Biz De Vurulduk Ama Ölmedik
Yedi-sekiz yaşlarındayız. Mahalleden arkadaşım Eda, "Hadi!” dedi, “Birbirimize kimi sevdiğimizi söyleyelim."
Bunun nasıl kutsal bir ittifak olduğunu, ancak o yaş grubu kızlar bilir. Tabii ki hemen mahalleden bir çocuğun adını verdim ben. Çünkü denize düşsem, yeme atlamada sazan benden otuz saniye geride kalır.
Eda, sınıf arkadaşlarından birinin adını salladı ve akabinde ayakları poposuna vurarak "Özay Tonguç'u seviyooo!” diye bağırarak mahallenin iç çeperinde üç tur attı. Bugünün deyimiyle; “Ben şok!” İçimdeki donduran, kavuran, bıçağı saplayıp döndüre döndüre çıkaran o hissi anlatacak kelimem yok.
Her mahallede ergenliğe merdiven dayadığı halde akıl yaşı 4-6 arasında gidip gelen ve böyle olaylarda seve seve tellallığı üstelenen, Rasim Ozan Kütahyalı sevimsizliğinde bir çocuk vardır. Bizimki Rıza abi. Utana sıkıla "Eda da Ömer'i seviyo Rıza abi!" dedim. Gerisi onda. Çünkü intikam almak için bile fazla üşengeç ya da utangacım, bilemiyorum.
Eda hamlemi görür görmez iki eli belinde, "Söylersen söyleee, seninki mahalleden biri, benimkini kimse tanımıyor, hiç de ilgilenmezler!" dedi.
Gerçekten de öyle oldu. Allah Allaaah! Karşımda içinde olduğu toplumun dinamiklerini çözmüş, mahallede neyin reyting alacağından emin bir Acun Ilıcalı var adeta. Benim reytingim ise Flash TV, Gerçek Kesit’teki, sarı bıyıklı abininkinden ne eksik ne fazla. Mahalledeki tüm çocuklar apaçık bir gaflet, dalalet ve hatta hıyanet içinde.

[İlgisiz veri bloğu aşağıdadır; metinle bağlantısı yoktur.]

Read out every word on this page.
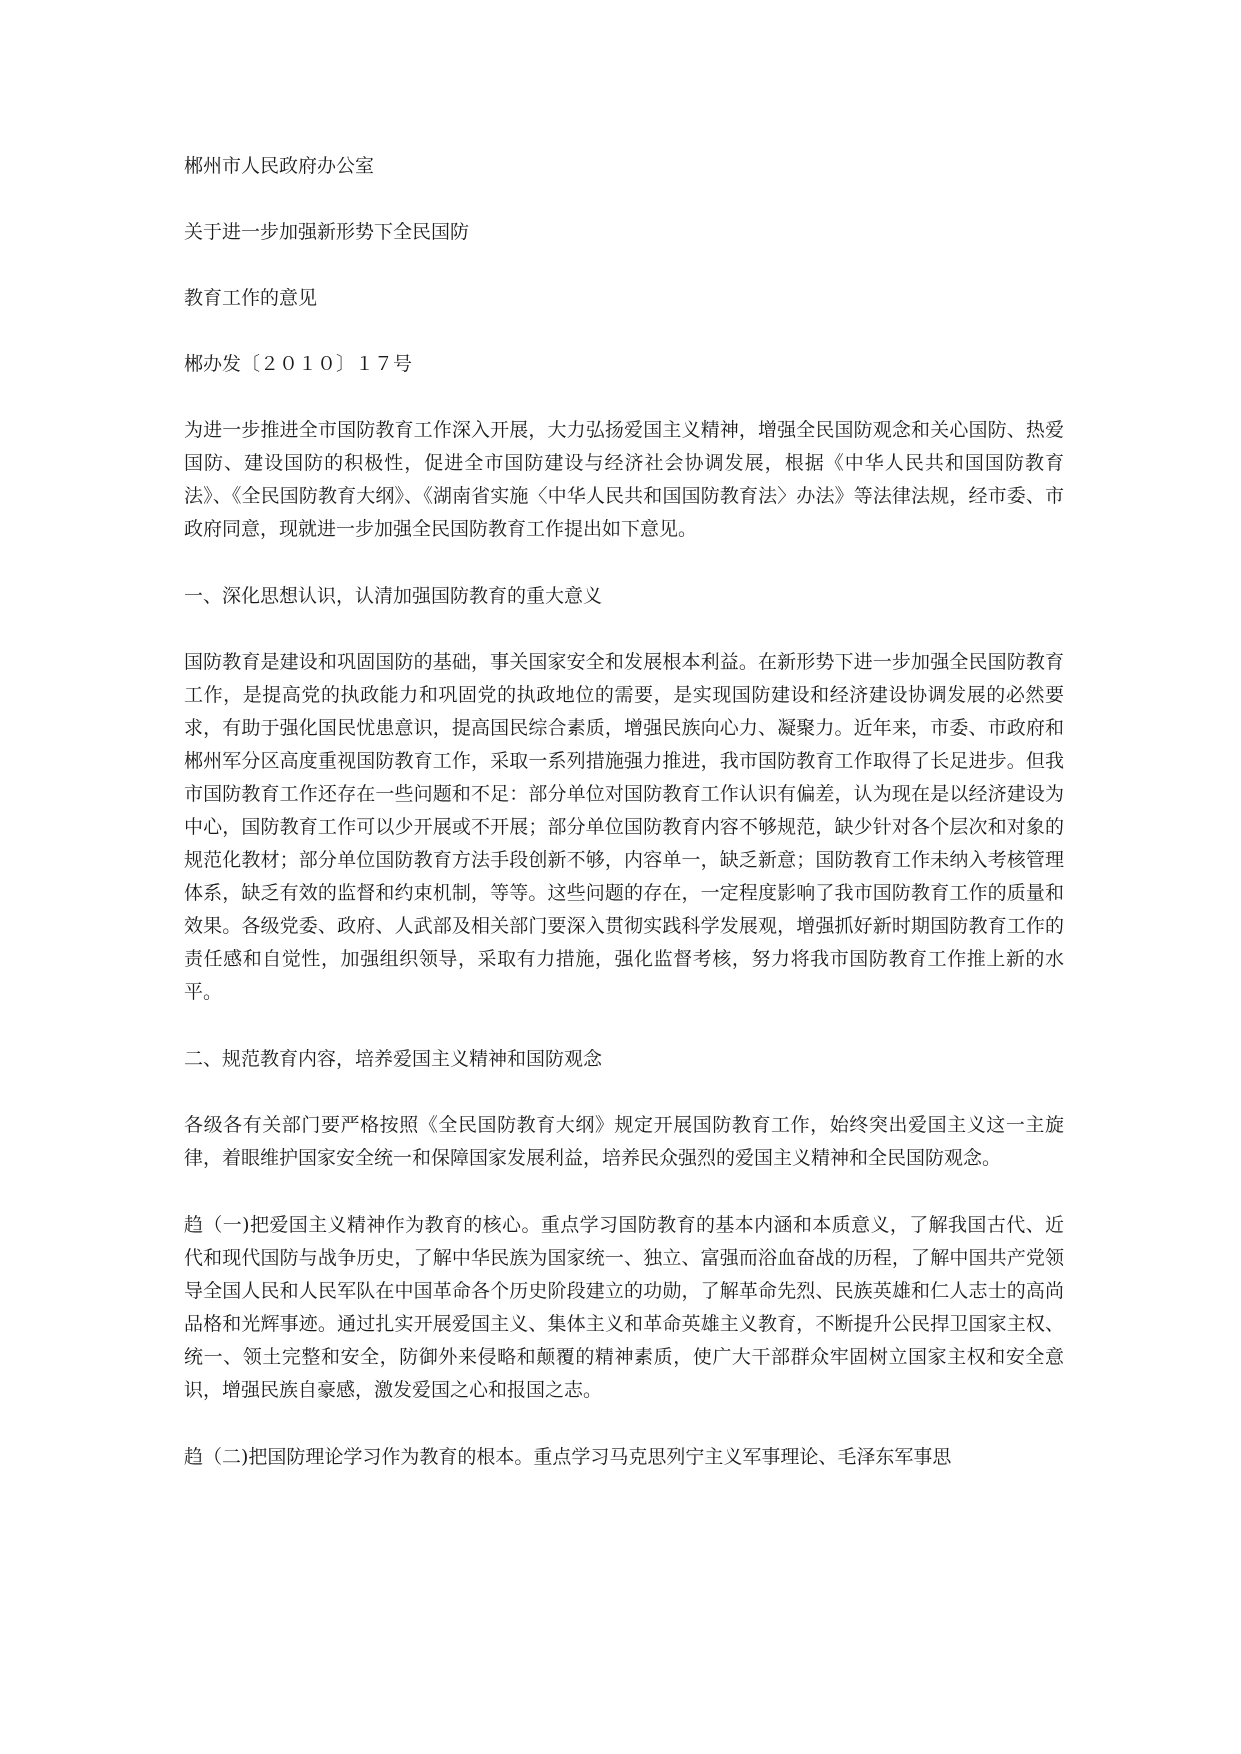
郴州市人民政府办公室

关于进一步加强新形势下全民国防

教育工作的意见

郴办发〔２０１０〕１７号

为进一步推进全市国防教育工作深入开展，大力弘扬爱国主义精神，增强全民国防观念和关心国防、热爱国防、建设国防的积极性，促进全市国防建设与经济社会协调发展，根据《中华人民共和国国防教育法》、《全民国防教育大纲》、《湖南省实施〈中华人民共和国国防教育法〉办法》等法律法规，经市委、市政府同意，现就进一步加强全民国防教育工作提出如下意见。

一、深化思想认识，认清加强国防教育的重大意义

国防教育是建设和巩固国防的基础，事关国家安全和发展根本利益。在新形势下进一步加强全民国防教育工作，是提高党的执政能力和巩固党的执政地位的需要，是实现国防建设和经济建设协调发展的必然要求，有助于强化国民忧患意识，提高国民综合素质，增强民族向心力、凝聚力。近年来，市委、市政府和郴州军分区高度重视国防教育工作，采取一系列措施强力推进，我市国防教育工作取得了长足进步。但我市国防教育工作还存在一些问题和不足：部分单位对国防教育工作认识有偏差，认为现在是以经济建设为中心，国防教育工作可以少开展或不开展；部分单位国防教育内容不够规范，缺少针对各个层次和对象的规范化教材；部分单位国防教育方法手段创新不够，内容单一，缺乏新意；国防教育工作未纳入考核管理体系，缺乏有效的监督和约束机制，等等。这些问题的存在，一定程度影响了我市国防教育工作的质量和效果。各级党委、政府、人武部及相关部门要深入贯彻实践科学发展观，增强抓好新时期国防教育工作的责任感和自觉性，加强组织领导，采取有力措施，强化监督考核，努力将我市国防教育工作推上新的水平。

二、规范教育内容，培养爱国主义精神和国防观念

各级各有关部门要严格按照《全民国防教育大纲》规定开展国防教育工作，始终突出爱国主义这一主旋律，着眼维护国家安全统一和保障国家发展利益，培养民众强烈的爱国主义精神和全民国防观念。

趋（一)把爱国主义精神作为教育的核心。重点学习国防教育的基本内涵和本质意义，了解我国古代、近代和现代国防与战争历史，了解中华民族为国家统一、独立、富强而浴血奋战的历程，了解中国共产党领导全国人民和人民军队在中国革命各个历史阶段建立的功勋，了解革命先烈、民族英雄和仁人志士的高尚品格和光辉事迹。通过扎实开展爱国主义、集体主义和革命英雄主义教育，不断提升公民捍卫国家主权、统一、领土完整和安全，防御外来侵略和颠覆的精神素质，使广大干部群众牢固树立国家主权和安全意识，增强民族自豪感，激发爱国之心和报国之志。

趋（二)把国防理论学习作为教育的根本。重点学习马克思列宁主义军事理论、毛泽东军事思
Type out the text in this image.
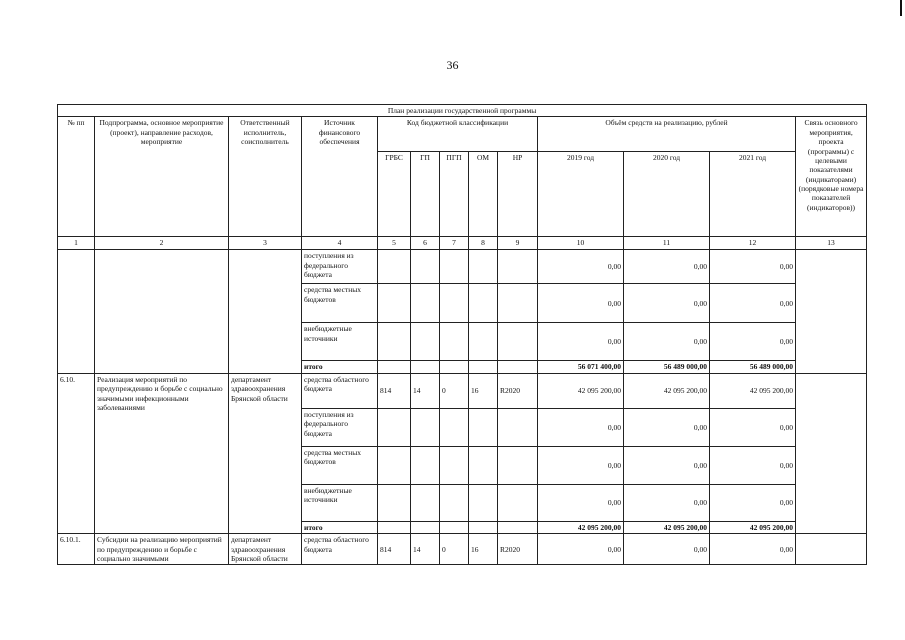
36
План реализации государственной программы												
№ пп	Подпрограмма, основное мероприятие (проект), направление расходов, мероприятие	Ответственный исполнитель, соисполнитель	Источник финансового обеспечения	Код бюджетной классификации					Объём средств на реализацию, рублей			Связь основного мероприятия, проекта (программы) с целевыми показателями (индикаторами) (порядковые номера показателей (индикаторов))
				ГРБС	ГП	ПГП	ОМ	НР	2019 год	2020 год	2021 год	
1	2	3	4	5	6	7	8	9	10	11	12	13
			поступления из федерального бюджета						0,00	0,00	0,00	
			средства местных бюджетов						0,00	0,00	0,00	
			внебюджетные источники						0,00	0,00	0,00	
			итого						56 071 400,00	56 489 000,00	56 489 000,00	
6.10.	Реализация мероприятий по предупреждению и борьбе с социально значимыми инфекционными заболеваниями	департамент здравоохранения Брянской области	средства областного бюджета	814	14	0	16	R2020	42 095 200,00	42 095 200,00	42 095 200,00	
			поступления из федерального бюджета						0,00	0,00	0,00	
			средства местных бюджетов						0,00	0,00	0,00	
			внебюджетные источники						0,00	0,00	0,00	
			итого						42 095 200,00	42 095 200,00	42 095 200,00	
6.10.1.	Субсидии на реализацию мероприятий по предупреждению и борьбе с социально значимыми	департамент здравоохранения Брянской области	средства областного бюджета	814	14	0	16	R2020	0,00	0,00	0,00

Bakınız böyle durumlarda krizi yönetebilmek, her babayiğidin harcı değildir. Her şeye rağmen dimdik durdum ve herkesi karşıma alarak dedim ki: "Hiç de bile, artık sevmiyorum ki!” Zaten mercimek kadar kalbim var; onu da piyanolu kalem kutum ve Edi'yle Büdü dolduruyor. Aşk dediğin elimin kiri, 5 dakika önce seviyordum, aha da şimdi sevmiyorum, vazgeçtim. Hadi bakalım!
Başka bir gün, Eda'yla koleksiyonumuza peçete almak için yolun karşısındaki dükkâna gittiğimizde tembihledim: "Sakın anneme söyleme!" Eda mahalleye döner dönmez pencereden bakan anneme bağırdı, "Teyzeee, biz az önce senden izin almadan karşıdan karşıya geçtiiik." Bu kız kesinlikle "Bu yaşta bu zekâ, ilerde geri zekâ!" akımının öncüsü ve ben aptalın tekiyim. Çünkü Eda yılanı tarafından ikinci kez sokuldum. Alkışı duydum, ihaneti gördüm o genç yaşımda. Neyse.
Bugün baktığımızda; insanımız, koca adam olup iş ortağı tarafından dolandırılınca, sevdiği tarafından aldatılınca, yediği kazığı hissediyor da dünyası başına yıkılıyor. İşte bunlar hep hayatta bazıları giderken, bazılarının döndüğünün göstergesidir. Neticede biz de vurulduk ama ölmedik. Siz de her şeyi abartmayı, bi bırakın artık.
Öte yandan "tecrübe" denilen şeyin yüceltilip, son tahlilde bizi hatasız bir kula ya da Ferrarisini Satan Bilgeye dönüştüreceği beklentisi de, insanın saçmalığından başka bir şey değildir. Amma da meraklısınız her şeyi idealize etmeye.
Yenilen kazıktan mütevellit tecrübe; bir öğünlük yemekten daha fazlası değildir. Yersin ama "Doydum artık ölene kadar acıkmam," diyemezsin. Mükerreren ve müteselsilen, öğün saati gelse de gelmese de yemeye devam edersin. Bu kadar diyetisyen, bu kadar psikolog taş mı yesin, Allah Allah!